Coursera Data Science Capstone (Week 2)

The presented document shows some data exploratroy analysis on the text data that can be downloaded from here. The main objective of this assignment is to make the sample corpus, build the 2-gram and 3-gram TDM and carry out exploratory analysis on the corpus.

Preparation

The following packages are required:

library(NLP)
library(ggplot2)
library(tm)
library(textmineR)
library(wordcloud)
library(stringr)
library(RWeka)
library(SnowballC)
library(data.table)

Reading text files:

dataBlogEn <- readLines("en_US.blogs.txt", encoding = "UTF-8", skipNul = TRUE)
dataNewsEn <- readLines("en_US.news.txt", encoding = "UTF-8", skipNul = TRUE)
dataTwitterEn <- readLines("en_US.twitter.txt", encoding = "UTF-8", skipNul = TRUE)

Basic Exploratory Analysis:

Nummber of English blog lines: 899288.
Nummber of English news lines: 77259.
Nummber of English Twitter lines: 2360148.
Nummber of words in English blog: 37873924.
Nummber of words in English News: 2662071.
Nummber of words in English Twitter: 30555635.

Sampling

Now, because the files are too big to be handled by my computer, 2000 lines of each file are sampled and binded and used in the report.

sampleBlog <- readLines("en_US.blogs.txt", 2000)
sampleNews <- readLines("en_US.news.txt", 2000)
sampleTwitter <- readLines("en_US.Twitter.txt", 2000)
bindData <- c(sampleBlog, sampleNews, sampleTwitter)

Tidying Up the Text

All numbers and non-word letters, punctuations, extra spaces and stop words are removed from the text and uppercase letters are lowercased.
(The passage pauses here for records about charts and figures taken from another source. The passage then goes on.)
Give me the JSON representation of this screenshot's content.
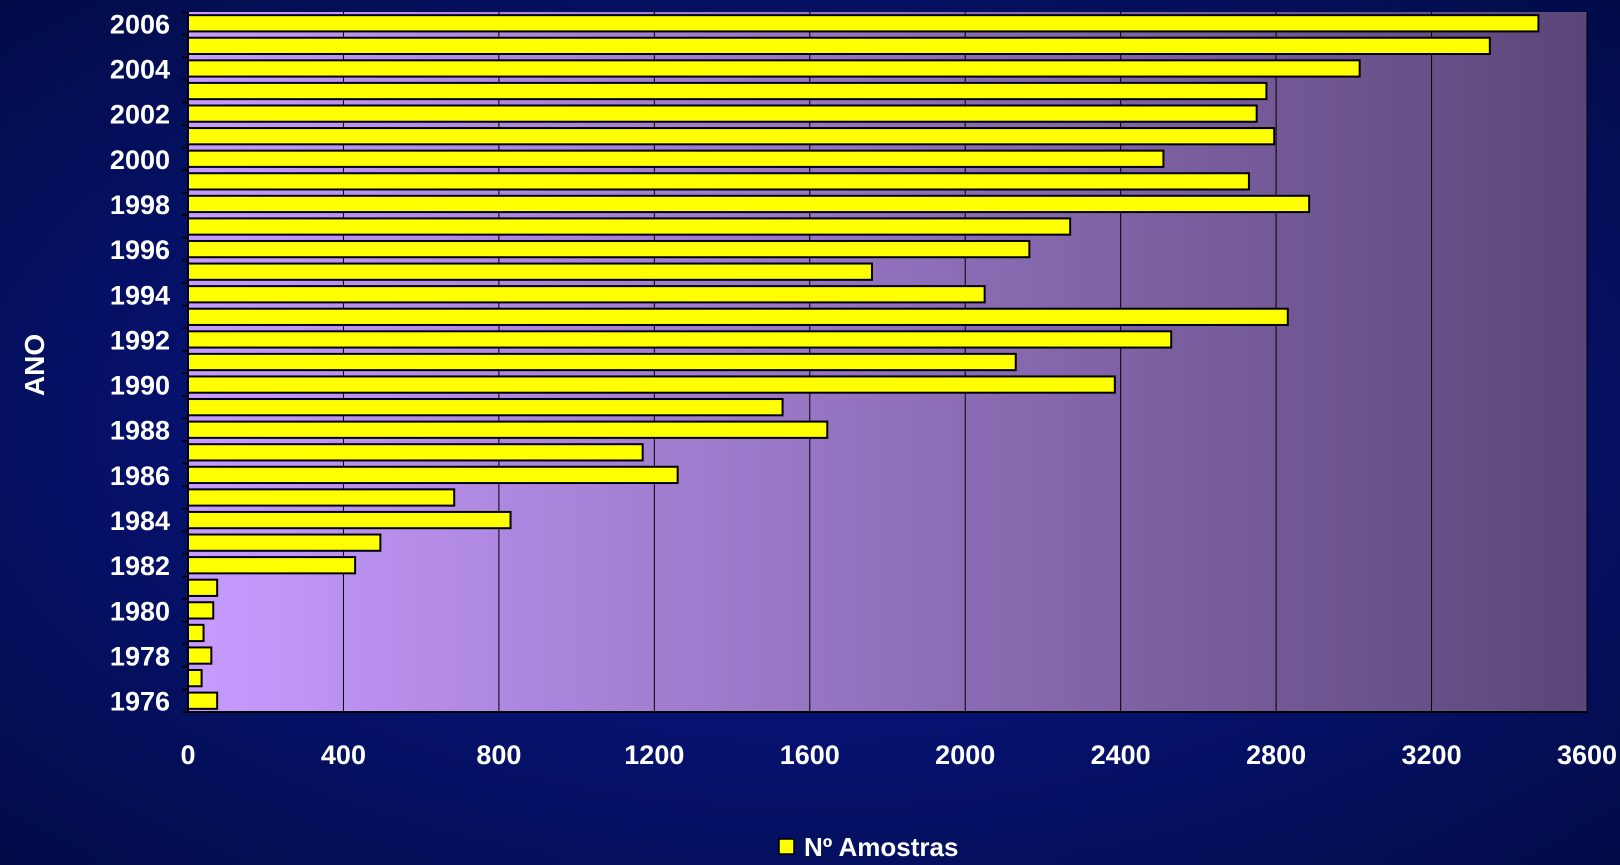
{
  "chart_data": {
    "type": "bar",
    "orientation": "horizontal",
    "title": "",
    "xlabel": "",
    "ylabel": "ANO",
    "categories": [
      "1976",
      "1977",
      "1978",
      "1979",
      "1980",
      "1981",
      "1982",
      "1983",
      "1984",
      "1985",
      "1986",
      "1987",
      "1988",
      "1989",
      "1990",
      "1991",
      "1992",
      "1993",
      "1994",
      "1995",
      "1996",
      "1997",
      "1998",
      "1999",
      "2000",
      "2001",
      "2002",
      "2003",
      "2004",
      "2005",
      "2006"
    ],
    "category_tick_labels": [
      "1976",
      "",
      "1978",
      "",
      "1980",
      "",
      "1982",
      "",
      "1984",
      "",
      "1986",
      "",
      "1988",
      "",
      "1990",
      "",
      "1992",
      "",
      "1994",
      "",
      "1996",
      "",
      "1998",
      "",
      "2000",
      "",
      "2002",
      "",
      "2004",
      "",
      "2006"
    ],
    "series": [
      {
        "name": "Nº Amostras",
        "values": [
          75,
          35,
          60,
          40,
          65,
          75,
          430,
          495,
          830,
          685,
          1260,
          1170,
          1645,
          1530,
          2385,
          2130,
          2530,
          2830,
          2050,
          1760,
          2165,
          2270,
          2885,
          2730,
          2510,
          2795,
          2750,
          2775,
          3015,
          3350,
          3475
        ]
      }
    ],
    "xlim": [
      0,
      3600
    ],
    "x_ticks": [
      "0",
      "400",
      "800",
      "1200",
      "1600",
      "2000",
      "2400",
      "2800",
      "3200",
      "3600"
    ],
    "grid": "vertical",
    "legend": "bottom-center",
    "colors": {
      "bar_fill": "#ffff00",
      "bar_stroke": "#000000",
      "plot_bg_left": "#c79bff",
      "plot_bg_right": "#5a4678",
      "gridline": "#000000",
      "text": "#ffffff"
    }
  }
}
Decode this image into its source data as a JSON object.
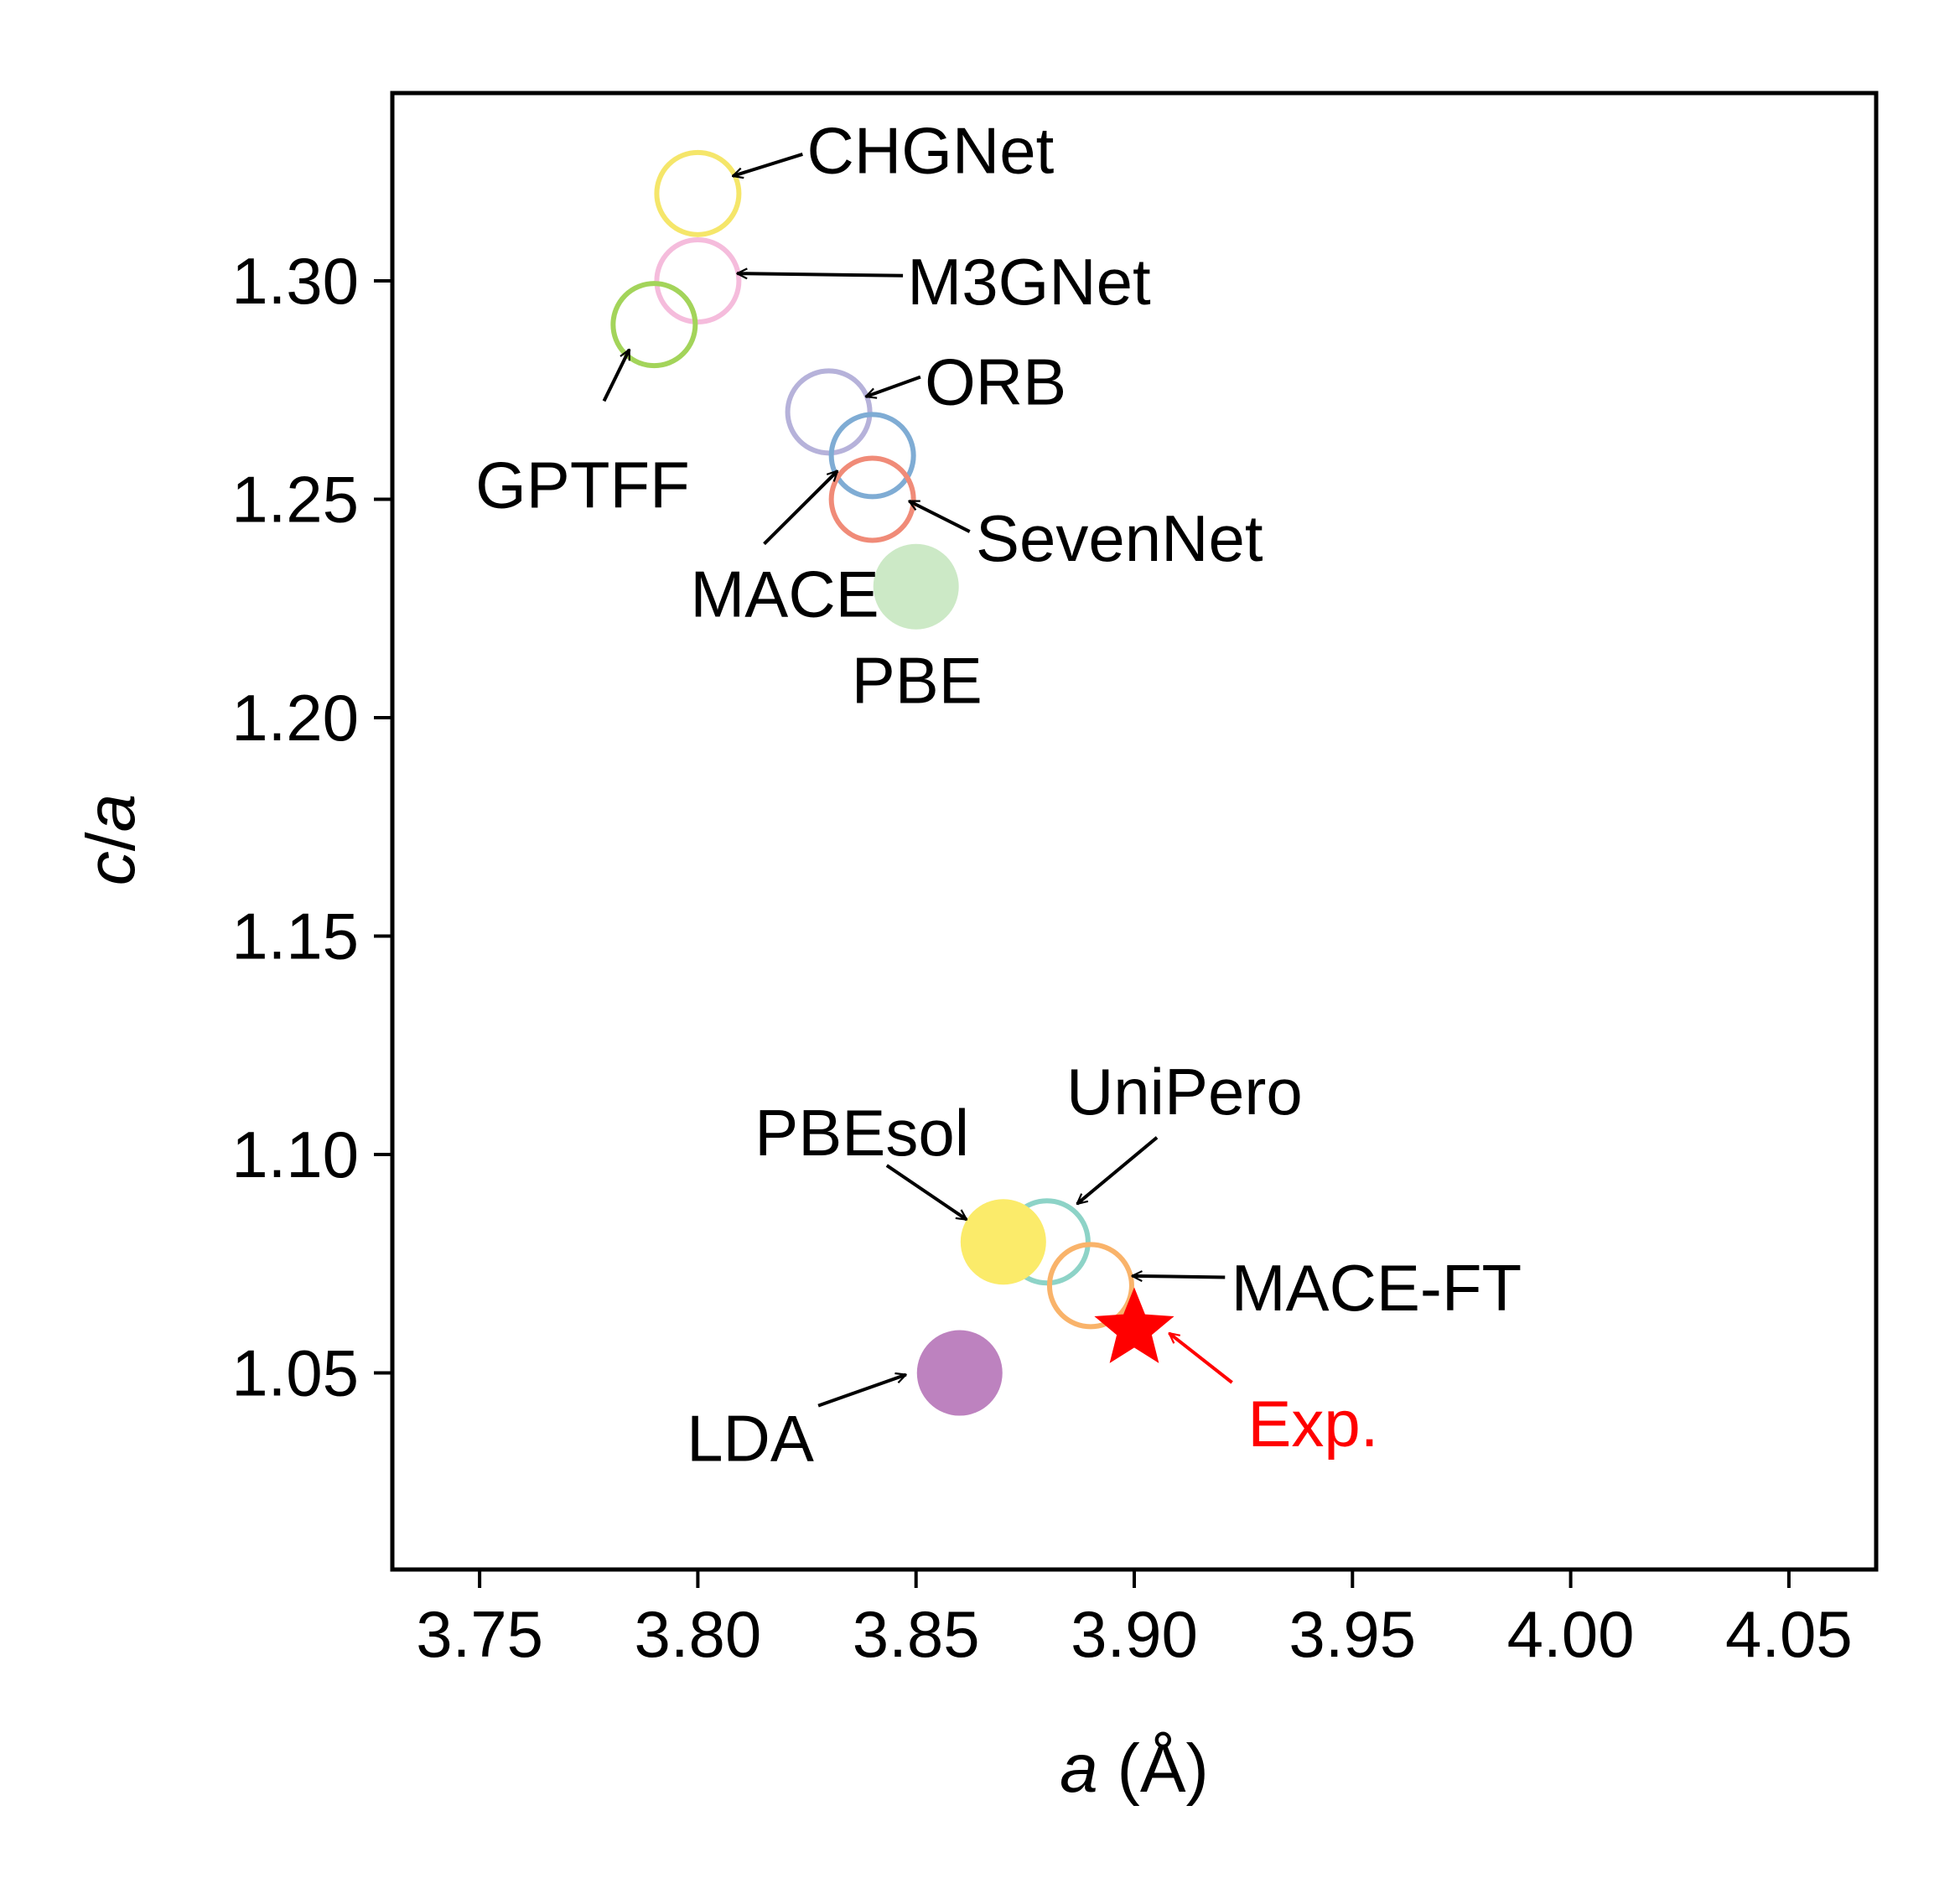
{
  "chart_data": {
    "type": "scatter",
    "title": "",
    "xlabel": "a (Å)",
    "xlabel_var": "a",
    "xlabel_unit": " (Å)",
    "ylabel": "c/a",
    "ylabel_parts": [
      "c",
      "/",
      "a"
    ],
    "xlim": [
      3.73,
      4.07
    ],
    "ylim": [
      1.005,
      1.343
    ],
    "xticks": [
      3.75,
      3.8,
      3.85,
      3.9,
      3.95,
      4.0,
      4.05
    ],
    "xtick_labels": [
      "3.75",
      "3.80",
      "3.85",
      "3.90",
      "3.95",
      "4.00",
      "4.05"
    ],
    "yticks": [
      1.05,
      1.1,
      1.15,
      1.2,
      1.25,
      1.3
    ],
    "ytick_labels": [
      "1.05",
      "1.10",
      "1.15",
      "1.20",
      "1.25",
      "1.30"
    ],
    "grid": false,
    "legend": "none (points annotated directly)",
    "series": [
      {
        "name": "CHGNet",
        "x": 3.8,
        "y": 1.32,
        "marker": "open-circle",
        "color": "#F5E66A",
        "label_anchor": "start",
        "label_at": [
          3.825,
          1.33
        ],
        "arrow_from": [
          3.824,
          1.329
        ],
        "arrow_to": [
          3.808,
          1.324
        ]
      },
      {
        "name": "M3GNet",
        "x": 3.8,
        "y": 1.3,
        "marker": "open-circle",
        "color": "#F5BCDC",
        "label_anchor": "start",
        "label_at": [
          3.848,
          1.3
        ],
        "arrow_from": [
          3.847,
          1.3012
        ],
        "arrow_to": [
          3.809,
          1.3017
        ]
      },
      {
        "name": "GPTFF",
        "x": 3.79,
        "y": 1.29,
        "marker": "open-circle",
        "color": "#A3D45A",
        "label_anchor": "middle",
        "label_at": [
          3.7736,
          1.2535
        ],
        "arrow_from": [
          3.7785,
          1.2725
        ],
        "arrow_to": [
          3.7843,
          1.2843
        ]
      },
      {
        "name": "ORB",
        "x": 3.83,
        "y": 1.27,
        "marker": "open-circle",
        "color": "#B6B2DA",
        "label_anchor": "start",
        "label_at": [
          3.852,
          1.2771
        ],
        "arrow_from": [
          3.851,
          1.278
        ],
        "arrow_to": [
          3.8385,
          1.2735
        ]
      },
      {
        "name": "MACE",
        "x": 3.84,
        "y": 1.26,
        "marker": "open-circle",
        "color": "#7FACD4",
        "label_anchor": "middle",
        "label_at": [
          3.8199,
          1.2285
        ],
        "arrow_from": [
          3.8152,
          1.2398
        ],
        "arrow_to": [
          3.832,
          1.2565
        ]
      },
      {
        "name": "SevenNet",
        "x": 3.84,
        "y": 1.25,
        "marker": "open-circle",
        "color": "#F08B78",
        "label_anchor": "start",
        "label_at": [
          3.8637,
          1.2413
        ],
        "arrow_from": [
          3.8623,
          1.2426
        ],
        "arrow_to": [
          3.8484,
          1.2496
        ]
      },
      {
        "name": "PBE",
        "x": 3.85,
        "y": 1.23,
        "marker": "filled-circle",
        "color": "#CCE9C6",
        "label_anchor": "middle",
        "label_at": [
          3.8502,
          1.2087
        ],
        "arrow_from": null,
        "arrow_to": null
      },
      {
        "name": "UniPero",
        "x": 3.88,
        "y": 1.08,
        "marker": "open-circle",
        "color": "#8DD3C7",
        "label_anchor": "middle",
        "label_at": [
          3.9115,
          1.1146
        ],
        "arrow_from": [
          3.9052,
          1.1039
        ],
        "arrow_to": [
          3.8869,
          1.0887
        ]
      },
      {
        "name": "PBEsol",
        "x": 3.87,
        "y": 1.08,
        "marker": "filled-circle",
        "color": "#FBEB6A",
        "label_anchor": "middle",
        "label_at": [
          3.8376,
          1.1052
        ],
        "arrow_from": [
          3.8433,
          1.0975
        ],
        "arrow_to": [
          3.8616,
          1.0851
        ]
      },
      {
        "name": "MACE-FT",
        "x": 3.89,
        "y": 1.07,
        "marker": "open-circle",
        "color": "#F9B36A",
        "label_anchor": "start",
        "label_at": [
          3.9222,
          1.0697
        ],
        "arrow_from": [
          3.9208,
          1.0719
        ],
        "arrow_to": [
          3.8995,
          1.0722
        ]
      },
      {
        "name": "LDA",
        "x": 3.86,
        "y": 1.05,
        "marker": "filled-circle",
        "color": "#BD82BF",
        "label_anchor": "end",
        "label_at": [
          3.8266,
          1.0352
        ],
        "arrow_from": [
          3.8276,
          1.0425
        ],
        "arrow_to": [
          3.8477,
          1.0496
        ]
      },
      {
        "name": "Exp.",
        "x": 3.9,
        "y": 1.06,
        "marker": "star",
        "color": "#FF0000",
        "label_anchor": "start",
        "label_at": [
          3.926,
          1.0386
        ],
        "arrow_from": [
          3.9224,
          1.0478
        ],
        "arrow_to": [
          3.908,
          1.0591
        ]
      }
    ]
  }
}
#Removing all non word and number characters
bindData <- gsub('\\W', ' ', bindData)
#Removing all numbers
bindData <- gsub('\\d', ' ', bindData)
#Conveting all letters into lowercase
bindData <- tolower(bindData)
#Removing stop words
bindData <- removeWords(bindData, stopwords(kind = "en"))
#removing all one-letter words
bindData <- gsub("\\b\\w\\b", " ", bindData)
#removing all empty spaces
bindData <- gsub("\\s{2,}", " ", bindData)

Corpus

The cleaned text is turned into a corpus:

dataCorpus <- Corpus(VectorSource(bindData))

N-Gram Tokenization

Unigram, bigram and trigram are built using RWeka package:

oneGramToken <- NGramTokenizer(dataCorpus, Weka_control(min = 1, max = 1))
oneGram <- data.frame(table(oneGramToken))
oneGram <- oneGram[order(oneGram$Freq, decreasing = TRUE),]
colnames(oneGram) <- c("Word", "Freq")
oneGram <- head(oneGram, 12) 
oneGramFreqPlot <- ggplot(oneGram, aes(x=reorder(Word, Freq),y=Freq)) + 
  geom_bar(stat="identity", fill=  "white", color='black') + 
  ggtitle("Unigrams Frequency") + 
  xlab("Words") + ylab("Frequency") + 
  theme_bw()+
  theme(axis.text.x=element_text(angle=45, hjust=1))
twoGramToken <- NGramTokenizer(dataCorpus, Weka_control(min = 2, max = 2))
twoGram <- data.frame(table(twoGramToken))
twoGram <- twoGram[order(twoGram$Freq, decreasing = TRUE),]
colnames(twoGram) <- c("Word", "Freq")
twoGram <- head(twoGram, 12) 
twoGramFreqPlot <- ggplot(twoGram, aes(x=reorder(Word, Freq),y=Freq)) + 
  geom_bar(stat="identity", fill=  "white", color='black') + 
  ggtitle("Bigrams Frequency") + 
  xlab("Words") + ylab("Frequency") + 
  theme_bw()+
  theme(axis.text.x=element_text(angle=45, hjust=1))
threeGramToken <- NGramTokenizer(dataCorpus,Weka_control(min = 3, max = 3))
threeGram <- data.frame(table(threeGramToken))
threeGram <- threeGram[order(threeGram$Freq, decreasing = TRUE),]
colnames(threeGram) <- c("Word", "Freq")
threeGram <- head(threeGram, 12) 
threeGramFreqPlot <- ggplot(threeGram, aes(x=reorder(Word, Freq),y=Freq)) + 
  geom_bar(stat="identity", fill=  "white", color='black') + 
  ggtitle("Trigrams Frequency") + 
  xlab("Words") + ylab("Frequency") + 
  theme_bw()+
  theme(axis.text.x=element_text(angle=45, hjust=1))
oneGramFreqPlot

twoGramFreqPlot

threeGramFreqPlot

Next Steps

After performing basic exploratory data analysis, the next steps would be to build a predictive model and to develop a shiny app.